I pledged allegiance to the flag of the United States of America (and to the Republic for which it stands, one Nation under God, indivisible, with liberty and justice for all) on April 29, 2005. It was my parents’ wedding anniversary, and when I called India to wish them that morning, my mother choked as she gave her blessings, and my father asked me to convey his greetings to the White House.
Since it was a day of new beginnings, I did something I had never done before: I drove myself to downtown Los Angeles, where the naturalization ceremony was being held. As I circled the Convention Center in search of an entrance not blocked by orange cones, I accidentally missed a traffic light. It was a small intersection, unguarded by police officer or red-light camera, and one of my last thoughts as an Indian citizen was “Thank God!” The ticket would have been costly, and I had already paid enough (monetarily and otherwise) over the course of my six-year immigration saga.
I had received my resident alien card (the green card that’s white) in April 2001, and I made the decision to trade it for a US passport five months later, on Monday, September 10. That evening I attended a lecture given by an Indian man who’d migrated to LA thirty years before, and something he said made me realize how much I loved this country. That’s when I decided that when the time came, I would file for US citizenship. I awoke next morning to a grave new world, one in which the love of every American, born or naturalized, would be tried by fire.
One of the hallmarks of life in a post-9/11 world is the extensive nature of security checks, and by April 29, 2005 I had traveled enough to know that the procedure would be a long one. I was not wrong. It took almost two hours from the time I entered the Convention Center to reach my seat. (This was the second of three ceremonies being held that day, and each would be attended by six thousand new citizens.) As I inched along the serpentine line, after having my person and property searched thoroughly, I was glad that, in one of the many exchanges this day represented, I had traded vanity for comfort by wearing low heels.
At the end of the line I received a packet that included a booklet containing some important American documents (such as the Declaration of Independence), a letter from the President, and my first flag. “I hope it’s not made in China,” I remarked, and the woman in front of me (who was not Chinese) turned around and frowned, to chide me for entertaining such an unpatriotic thought.
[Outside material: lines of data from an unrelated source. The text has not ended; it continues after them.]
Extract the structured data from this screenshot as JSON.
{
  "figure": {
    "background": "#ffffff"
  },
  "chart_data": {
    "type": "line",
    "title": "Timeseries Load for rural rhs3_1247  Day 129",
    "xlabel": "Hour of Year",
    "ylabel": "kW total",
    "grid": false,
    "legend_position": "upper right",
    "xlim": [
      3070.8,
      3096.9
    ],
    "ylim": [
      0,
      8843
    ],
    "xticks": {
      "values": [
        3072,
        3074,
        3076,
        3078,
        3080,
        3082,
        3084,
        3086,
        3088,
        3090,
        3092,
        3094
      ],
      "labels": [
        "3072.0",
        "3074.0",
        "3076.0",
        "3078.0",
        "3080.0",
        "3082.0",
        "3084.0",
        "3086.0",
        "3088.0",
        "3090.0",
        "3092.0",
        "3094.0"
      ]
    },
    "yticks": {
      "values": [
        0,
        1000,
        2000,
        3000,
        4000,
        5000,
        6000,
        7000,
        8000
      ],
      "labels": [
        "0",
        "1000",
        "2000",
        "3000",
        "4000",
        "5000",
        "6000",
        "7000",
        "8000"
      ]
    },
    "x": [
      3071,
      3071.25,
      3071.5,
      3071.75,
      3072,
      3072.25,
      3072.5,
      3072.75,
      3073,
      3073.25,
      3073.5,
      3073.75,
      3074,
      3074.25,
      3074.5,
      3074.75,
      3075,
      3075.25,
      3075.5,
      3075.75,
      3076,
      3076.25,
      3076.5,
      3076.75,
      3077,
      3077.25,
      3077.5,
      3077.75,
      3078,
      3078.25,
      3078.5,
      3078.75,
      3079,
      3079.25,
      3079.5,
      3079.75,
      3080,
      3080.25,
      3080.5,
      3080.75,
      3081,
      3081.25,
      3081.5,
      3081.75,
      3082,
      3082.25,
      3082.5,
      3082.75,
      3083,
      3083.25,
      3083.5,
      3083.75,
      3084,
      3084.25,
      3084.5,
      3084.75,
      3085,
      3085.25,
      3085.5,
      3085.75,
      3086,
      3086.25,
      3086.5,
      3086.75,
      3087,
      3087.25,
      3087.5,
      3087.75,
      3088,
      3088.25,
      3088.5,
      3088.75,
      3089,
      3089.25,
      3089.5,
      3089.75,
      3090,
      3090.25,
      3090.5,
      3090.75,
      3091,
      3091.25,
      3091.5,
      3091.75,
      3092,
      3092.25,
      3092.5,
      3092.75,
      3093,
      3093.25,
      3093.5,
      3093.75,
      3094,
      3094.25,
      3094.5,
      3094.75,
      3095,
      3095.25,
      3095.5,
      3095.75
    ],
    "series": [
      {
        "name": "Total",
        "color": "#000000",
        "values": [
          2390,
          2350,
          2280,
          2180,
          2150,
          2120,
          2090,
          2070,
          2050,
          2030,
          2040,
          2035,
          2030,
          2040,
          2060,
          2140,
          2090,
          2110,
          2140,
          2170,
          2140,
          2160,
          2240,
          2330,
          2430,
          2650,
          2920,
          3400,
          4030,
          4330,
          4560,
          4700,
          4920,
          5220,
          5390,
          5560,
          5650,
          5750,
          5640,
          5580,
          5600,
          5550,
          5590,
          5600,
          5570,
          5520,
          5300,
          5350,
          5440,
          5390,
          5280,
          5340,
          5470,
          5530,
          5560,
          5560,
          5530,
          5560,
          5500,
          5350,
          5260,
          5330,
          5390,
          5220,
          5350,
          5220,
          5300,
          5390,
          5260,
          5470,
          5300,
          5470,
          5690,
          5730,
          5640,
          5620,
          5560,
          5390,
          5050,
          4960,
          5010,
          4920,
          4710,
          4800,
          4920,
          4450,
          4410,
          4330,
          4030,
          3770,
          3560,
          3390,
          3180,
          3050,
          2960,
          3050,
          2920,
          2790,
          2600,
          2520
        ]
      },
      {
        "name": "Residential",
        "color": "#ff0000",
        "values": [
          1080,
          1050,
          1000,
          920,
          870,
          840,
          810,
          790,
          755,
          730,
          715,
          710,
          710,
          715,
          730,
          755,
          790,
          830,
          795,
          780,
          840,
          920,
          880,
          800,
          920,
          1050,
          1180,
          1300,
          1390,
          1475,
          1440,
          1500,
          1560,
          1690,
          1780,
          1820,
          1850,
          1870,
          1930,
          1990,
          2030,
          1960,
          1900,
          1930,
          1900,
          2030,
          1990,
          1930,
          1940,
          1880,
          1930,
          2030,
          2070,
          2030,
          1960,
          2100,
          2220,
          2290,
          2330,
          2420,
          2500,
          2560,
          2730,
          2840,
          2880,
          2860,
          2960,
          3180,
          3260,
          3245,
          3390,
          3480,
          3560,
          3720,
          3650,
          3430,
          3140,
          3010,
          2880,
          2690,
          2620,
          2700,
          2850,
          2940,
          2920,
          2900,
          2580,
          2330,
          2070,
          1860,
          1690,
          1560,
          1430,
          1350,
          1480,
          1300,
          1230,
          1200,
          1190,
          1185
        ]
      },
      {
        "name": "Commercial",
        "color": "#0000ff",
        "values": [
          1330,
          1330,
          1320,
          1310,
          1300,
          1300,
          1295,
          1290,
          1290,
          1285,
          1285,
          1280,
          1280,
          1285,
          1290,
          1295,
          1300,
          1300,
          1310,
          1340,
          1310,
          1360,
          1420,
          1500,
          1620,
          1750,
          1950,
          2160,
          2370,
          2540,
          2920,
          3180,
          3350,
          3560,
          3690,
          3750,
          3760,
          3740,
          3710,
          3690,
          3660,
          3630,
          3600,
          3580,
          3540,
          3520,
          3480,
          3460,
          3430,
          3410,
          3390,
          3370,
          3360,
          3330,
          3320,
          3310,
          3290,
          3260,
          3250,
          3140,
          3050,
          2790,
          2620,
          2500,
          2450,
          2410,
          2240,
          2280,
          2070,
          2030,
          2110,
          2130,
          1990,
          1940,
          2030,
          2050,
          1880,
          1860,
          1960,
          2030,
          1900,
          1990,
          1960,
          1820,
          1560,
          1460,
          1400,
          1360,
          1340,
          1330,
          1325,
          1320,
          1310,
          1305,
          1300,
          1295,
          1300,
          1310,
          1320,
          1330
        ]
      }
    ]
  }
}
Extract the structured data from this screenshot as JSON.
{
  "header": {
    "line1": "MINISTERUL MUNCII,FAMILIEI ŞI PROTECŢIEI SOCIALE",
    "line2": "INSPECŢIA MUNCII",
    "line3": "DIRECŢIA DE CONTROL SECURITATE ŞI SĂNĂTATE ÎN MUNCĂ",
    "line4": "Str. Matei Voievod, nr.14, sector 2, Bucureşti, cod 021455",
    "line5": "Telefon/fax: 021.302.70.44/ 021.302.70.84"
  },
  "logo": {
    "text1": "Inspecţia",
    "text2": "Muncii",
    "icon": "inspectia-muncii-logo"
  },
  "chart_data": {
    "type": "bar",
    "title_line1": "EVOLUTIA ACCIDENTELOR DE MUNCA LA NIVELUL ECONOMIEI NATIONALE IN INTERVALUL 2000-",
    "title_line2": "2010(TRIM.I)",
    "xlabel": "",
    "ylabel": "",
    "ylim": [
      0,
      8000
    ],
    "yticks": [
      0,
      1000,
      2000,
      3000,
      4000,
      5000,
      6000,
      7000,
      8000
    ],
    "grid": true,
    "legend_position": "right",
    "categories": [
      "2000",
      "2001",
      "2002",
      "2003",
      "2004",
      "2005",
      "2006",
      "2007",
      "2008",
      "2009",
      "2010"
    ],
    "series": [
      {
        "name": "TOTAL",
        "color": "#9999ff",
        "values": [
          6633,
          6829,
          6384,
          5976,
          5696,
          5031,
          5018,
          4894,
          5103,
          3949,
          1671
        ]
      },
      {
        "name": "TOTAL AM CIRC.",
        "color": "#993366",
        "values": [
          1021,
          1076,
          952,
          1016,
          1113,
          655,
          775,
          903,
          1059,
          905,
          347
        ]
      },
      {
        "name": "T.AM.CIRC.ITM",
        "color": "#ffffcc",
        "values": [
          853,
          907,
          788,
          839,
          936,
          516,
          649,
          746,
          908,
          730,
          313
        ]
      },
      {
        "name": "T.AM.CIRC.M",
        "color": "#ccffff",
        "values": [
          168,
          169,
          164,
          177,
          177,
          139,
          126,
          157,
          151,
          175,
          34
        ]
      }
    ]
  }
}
I grinned back, then heaved an exaggerated sigh when I spotted “Made in USA” printed in microscopic type on the bottommost stripe.
Despite my attempts to memorize every detail of the oath ceremony, most of it went by as a blur and I can remember only three things with clarity. The judge administering the oath told the story about how his mother had migrated to New York from the Eastern Bloc. After chronicling how immigration had changed her life for the better (initial struggles notwithstanding), the judge reminded us about the rights, privileges, and duties we were about to assume, concluding his speech with a statement that made me tear up. “From today America is not just your home,” he said. “It’s your country.”
My other memories are less sublime. The woman who sang “The Star-Spangled Banner” was unable to hit the high note at the end of “the land of the free,” making me wish that “America, the Beautiful,” with its easier tune, had been the national anthem. Second, this being LA, could anything happen without at least one celebrity in the picture?
A soap star’s South African husband was becoming naturalized, and the entire family had been given VIP seats in the front row (while other people’s friends and relatives were relegated to a dim, cordoned-off area at the back). When the ceremony ended, several officials stopped by to congratulate the man and get his wife’s autograph. Since no one was pestering me thus, I gathered my belongings and left the hall waving my new flag.
After receiving my naturalization certificate, I walked to the terrace overlooking the Staples Center (splashed with a giant Kobe) and was enjoying a bird’s-eye view of the city when I heard the flapping of papers behind me. I turned around to see a woman dressed in red, white, and blue (top hat et al) waving a form at me. She pointed to the Republican and Democrat booths at the other end of the terrace and thrust the voter registration form into my hand, saying very slowly, “Have. You. Reg. Is. Tered. To. Vote?”
At the time I felt sorry for her, thinking she had a speech impediment, but I later realized that she probably thought me one of those new citizens who didn’t know the language very well. (And I must admit, I was still learning American English.) So much as I wanted to keep gazing at Kobe and the San Gabriels, my compassion for the lady moved me to accept the form with a sympathetic smile, but what I did next was inspired by more than compassion for a new compatriot. Having just crossed the Rubicon, I knew I must do my civic duty. Ergo, I went, I registered, I voted.
When I checked my mailbox last night, I was relieved to find only one piece. Usually my box is filled with flyers and other junk that I then have to make an effort to discard (my building’s dumpster has a very heavy lid). But this wasn’t junk, so I must now make an effort to keep it (with the other paperwork cluttering my desk). I must keep it because it’s a reminder to do one’s civic duty, as all good citizens should.